Dozens of people have been hospitalised amid a ‘total failure’ to deal with mouldy Scots homes. The data, obtained through Freedom of Information Requests to every local authority and housing association, shows that reports have skyrocketed from 8,712 to 26,514 across Scotland and 758 to 4,609 in Glasgow.
However, the true number of people living in mouldy homes is expected to be significantly higher, as multiple social housing providers have only recently begun to gather data, and the numbers do not include private tenants.
Flawed tests
A hospital in Derbyshire has been confirmed as among those affected by errors in thousands of diabetes tests, it has been confirmed.

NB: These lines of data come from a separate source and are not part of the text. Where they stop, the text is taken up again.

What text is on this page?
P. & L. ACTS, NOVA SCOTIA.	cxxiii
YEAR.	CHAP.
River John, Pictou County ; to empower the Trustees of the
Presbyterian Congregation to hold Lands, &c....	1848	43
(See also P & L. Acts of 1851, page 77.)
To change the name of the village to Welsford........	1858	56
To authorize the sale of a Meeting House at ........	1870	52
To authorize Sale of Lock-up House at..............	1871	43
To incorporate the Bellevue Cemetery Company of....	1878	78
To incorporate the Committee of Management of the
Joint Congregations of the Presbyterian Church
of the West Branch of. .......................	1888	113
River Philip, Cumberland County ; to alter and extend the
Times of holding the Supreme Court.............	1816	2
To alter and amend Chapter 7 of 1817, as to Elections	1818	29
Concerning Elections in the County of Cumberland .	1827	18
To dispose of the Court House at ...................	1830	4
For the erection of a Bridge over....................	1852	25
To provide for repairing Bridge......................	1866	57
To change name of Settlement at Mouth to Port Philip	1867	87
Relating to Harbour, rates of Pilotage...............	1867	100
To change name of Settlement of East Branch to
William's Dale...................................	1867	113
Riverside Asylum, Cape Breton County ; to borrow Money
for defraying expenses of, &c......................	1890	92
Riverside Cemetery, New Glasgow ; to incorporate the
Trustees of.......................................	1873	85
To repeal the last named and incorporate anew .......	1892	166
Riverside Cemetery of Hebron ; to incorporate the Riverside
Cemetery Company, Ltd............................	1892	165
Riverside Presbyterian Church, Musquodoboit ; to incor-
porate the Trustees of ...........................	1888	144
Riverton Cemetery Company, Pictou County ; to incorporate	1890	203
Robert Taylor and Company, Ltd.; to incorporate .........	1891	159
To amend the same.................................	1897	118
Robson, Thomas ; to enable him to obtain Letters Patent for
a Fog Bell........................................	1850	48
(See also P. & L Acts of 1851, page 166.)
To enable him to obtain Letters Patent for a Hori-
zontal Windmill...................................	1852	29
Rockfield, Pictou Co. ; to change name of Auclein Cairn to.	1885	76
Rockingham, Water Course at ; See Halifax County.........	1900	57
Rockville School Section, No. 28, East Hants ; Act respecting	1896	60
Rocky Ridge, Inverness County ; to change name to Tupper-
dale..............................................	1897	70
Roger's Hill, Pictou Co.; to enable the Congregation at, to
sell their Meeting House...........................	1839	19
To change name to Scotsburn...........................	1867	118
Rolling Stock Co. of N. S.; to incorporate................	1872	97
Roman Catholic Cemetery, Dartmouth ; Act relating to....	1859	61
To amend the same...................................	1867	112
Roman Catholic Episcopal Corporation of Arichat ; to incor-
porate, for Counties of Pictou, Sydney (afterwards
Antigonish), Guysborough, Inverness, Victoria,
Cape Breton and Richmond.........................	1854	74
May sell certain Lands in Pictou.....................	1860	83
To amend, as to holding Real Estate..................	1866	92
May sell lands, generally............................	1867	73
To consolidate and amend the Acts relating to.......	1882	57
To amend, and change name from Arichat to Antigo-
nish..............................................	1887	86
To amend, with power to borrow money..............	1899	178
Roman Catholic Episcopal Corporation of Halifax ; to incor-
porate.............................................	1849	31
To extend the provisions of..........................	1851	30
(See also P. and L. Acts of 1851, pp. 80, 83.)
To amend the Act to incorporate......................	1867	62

In September a BBC investigation found problems with machines meant at least 55,000 people would need further tests, with some wrongly diagnosed with type 2 diabetes and even prescribed medication they did not need.
A Freedom of Information request has now shown more than 2,100 patients screened by Chesterfield Royal Hospital were affected.
Dodgy driving
Since 2022, road users from across the country have captured over 230,000 potential driving offences and sent them to local police forces. Operation Snap has been helping members of the public aid the police in catching dangerous drivers by allowing people to submit videos of road incidents to their local forces.
People have submitted 9,775 videos to Humberside Police. The figures come from a Confused.com Freedom of Information (FOI) request to all UK constabularies.
The results from the FOI request showed that across the country 18% of reports resulted in a Fixed Penalty Notice (FPN). Most video submissions related to careless or inattentive driving, which made up 63% of submissions.
E-scooter crackdown
The number of e-scooters seized by Humberside Police has more than doubled year on year. Humberside Police figures have also revealed that e-scooters were involved in 80 road traffic collisions between April 2022 and March this year.
Under the current law, it is illegal to use a privately owned e-scooter on public land. Data collected by Personal Injury Claims UK from Freedom of Information (FOI) requests show Humberside Police seized 121 e-scooters in the year to March 2025, which represented a sizable increase from the 51 seized in the year before.
The figures from 29 forces in England and Wales, show that 5,544 e-scooters have been taken off the streets since 2023.
Road rage
As ‘road rage’ isn’t an offence in and of itself, it’s not entirely clear what data police forces were asked for here.
South Yorkshire Police has responded to hundreds of road rage-related incidents, shocking new figures reveal. Police data shows 212 were logged between 2020 and 2024, and this year alone has already seen 18 flare-ups.
The figures, released under a Freedom of Information request by legal experts at RTA Law, reveal the extent of anger behind the wheel. Offences ranged from assault to wounding.
Smoking on planes
The number of arrests made after passengers were caught smoking on planes at Birmingham Airport have been revealed. The details have been revealed following a Freedom of Information Act request made to West Midlands Police.
One person was charged and sentenced with a guilty plea with smoking in UK-registered aircraft at a time when smoking was prohibited and received a conditional discharge for 12 months and told to pay costs.
Another person was arrested due to being aggressive and to prevent Breach of the Peace. This person was released with no further action after being taken to custody. The investigation found insufficient evidence.
Bin fines
Derby City Council issued 24 fines during a six-month pilot scheme aimed at reducing the number of bins left out on pavements.
The Labour-run authority said it launched the scheme on nine streets in March in response to residents’ concerns about the “significant obstruction” caused by bins being left out.
A Freedom of Information (FOI) request published on the council’s website showed the council spent £9,176 on the initiative and gave out 299 warnings to households, in addition to fines.